Deeming it to be a “historic moment” in the Balkan country’s history, Haradinaj-Stublla said she and her Israeli counterpart Gabi Ashkenazi would hold a virtual ceremony today. The Kosovar foreign minister had planned to visit Israel this week, but the trip has been postponed because Israel has stopped all flights due to COVID-19. “Recognition by Israel is one of the greatest achievements for Kosovo, coming at a key moment for us, thanks to the United States of America, our common and eternal ally,” she said.
In a video posted on social media, Haradinaj-Stubla cited the “long friendship between our peoples,” and said that Israelis and Kosovars have a similar ethos, in that “despite the challenges we faced and that affected our existence we remained invincible as peoples and never gave up nor did we lose hope.” She also mentioned Albanians who helped save Jews during the Holocaust, citing their custom of besa (pledge), to protect guests from harm. Greater Albania welcomed more Jews at the end of the Holocaust than at its start.

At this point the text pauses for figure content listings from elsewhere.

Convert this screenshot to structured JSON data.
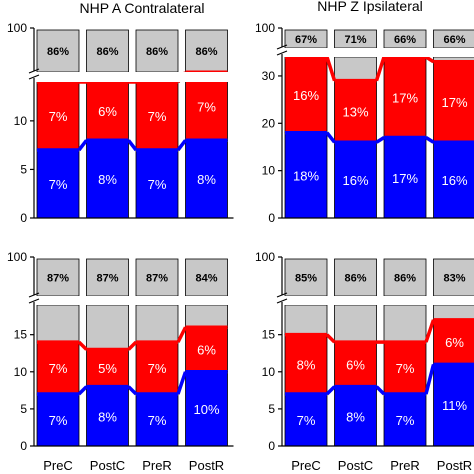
{
  "chart_data": [
    {
      "type": "bar",
      "title": "NHP A Contralateral",
      "categories": [
        "PreC",
        "PostC",
        "PreR",
        "PostR"
      ],
      "series": [
        {
          "values": [
            7,
            8,
            7,
            8
          ],
          "labels": [
            "7%",
            "8%",
            "7%",
            "8%"
          ]
        },
        {
          "values": [
            7,
            6,
            7,
            7
          ],
          "labels": [
            "7%",
            "6%",
            "7%",
            "7%"
          ]
        },
        {
          "values": [
            86,
            86,
            86,
            86
          ],
          "labels": [
            "86%",
            "86%",
            "86%",
            "86%"
          ]
        }
      ],
      "lower_axis": {
        "ylim": [
          0,
          14
        ],
        "ticks": [
          "0",
          "5",
          "10"
        ]
      },
      "upper_axis": {
        "ticks": [
          "100"
        ]
      },
      "axis_break": true
    },
    {
      "type": "bar",
      "title": "NHP Z Ipsilateral",
      "categories": [
        "PreC",
        "PostC",
        "PreR",
        "PostR"
      ],
      "series": [
        {
          "values": [
            18,
            16,
            17,
            16
          ],
          "labels": [
            "18%",
            "16%",
            "17%",
            "16%"
          ]
        },
        {
          "values": [
            16,
            13,
            17,
            17
          ],
          "labels": [
            "16%",
            "13%",
            "17%",
            "17%"
          ]
        },
        {
          "values": [
            67,
            71,
            66,
            66
          ],
          "labels": [
            "67%",
            "71%",
            "66%",
            "66%"
          ]
        }
      ],
      "lower_axis": {
        "ylim": [
          0,
          34
        ],
        "ticks": [
          "0",
          "10",
          "20",
          "30"
        ]
      },
      "upper_axis": {
        "ticks": [
          "100"
        ]
      },
      "axis_break": true
    },
    {
      "type": "bar",
      "title": "",
      "categories": [
        "PreC",
        "PostC",
        "PreR",
        "PostR"
      ],
      "series": [
        {
          "values": [
            7,
            8,
            7,
            10
          ],
          "labels": [
            "7%",
            "8%",
            "7%",
            "10%"
          ]
        },
        {
          "values": [
            7,
            5,
            7,
            6
          ],
          "labels": [
            "7%",
            "5%",
            "7%",
            "6%"
          ]
        },
        {
          "values": [
            87,
            87,
            87,
            84
          ],
          "labels": [
            "87%",
            "87%",
            "87%",
            "84%"
          ]
        }
      ],
      "lower_axis": {
        "ylim": [
          0,
          19
        ],
        "ticks": [
          "0",
          "5",
          "10",
          "15"
        ]
      },
      "upper_axis": {
        "ticks": [
          "100"
        ]
      },
      "axis_break": true
    },
    {
      "type": "bar",
      "title": "",
      "categories": [
        "PreC",
        "PostC",
        "PreR",
        "PostR"
      ],
      "series": [
        {
          "values": [
            7,
            8,
            7,
            11
          ],
          "labels": [
            "7%",
            "8%",
            "7%",
            "11%"
          ]
        },
        {
          "values": [
            8,
            6,
            7,
            6
          ],
          "labels": [
            "8%",
            "6%",
            "7%",
            "6%"
          ]
        },
        {
          "values": [
            85,
            86,
            86,
            83
          ],
          "labels": [
            "85%",
            "86%",
            "86%",
            "83%"
          ]
        }
      ],
      "lower_axis": {
        "ylim": [
          0,
          19
        ],
        "ticks": [
          "0",
          "5",
          "10",
          "15"
        ]
      },
      "upper_axis": {
        "ticks": [
          "100"
        ]
      },
      "axis_break": true
    }
  ],
  "colors": {
    "bottom": "#0000ff",
    "middle": "#ff0000",
    "top": "#c8c8c8",
    "outline": "#000000"
  }
}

The decision on mutual recognition between Muslim-majority Kosovo and Israel was achieved last September at a summit of Kosovo-Serbia leaders at the White House in the presence of then-President Donald Trump. At the meeting, Belgrade also agreed to move its embassy in Israel to Jerusalem, which was formally recognized by the Trump administration as Israel’s capital in late 2017. The US embassy was then moved there in May 2018.
Washington has encouraged other countries to do the same but has been widely criticized by the Palestinians and many in Europe because the Israeli-Palestinian conflict remains unresolved.
Kosovo’s Parliament declared independence from Serbia in 2008, nine years after NATO conducted a 78-day airstrike campaign against Serbia to stop a bloody crackdown against ethnic Albanians in Kosovo. Most Western nations have recognized Kosovo’s independence, but Serbia and its allies Russia and China have not. The ongoing deadlock and Serbia’s unwillingness to recognize Kosovo have kept tensions simmering and prevented full stabilization of the Balkan region after the bloody wars of the 1990s.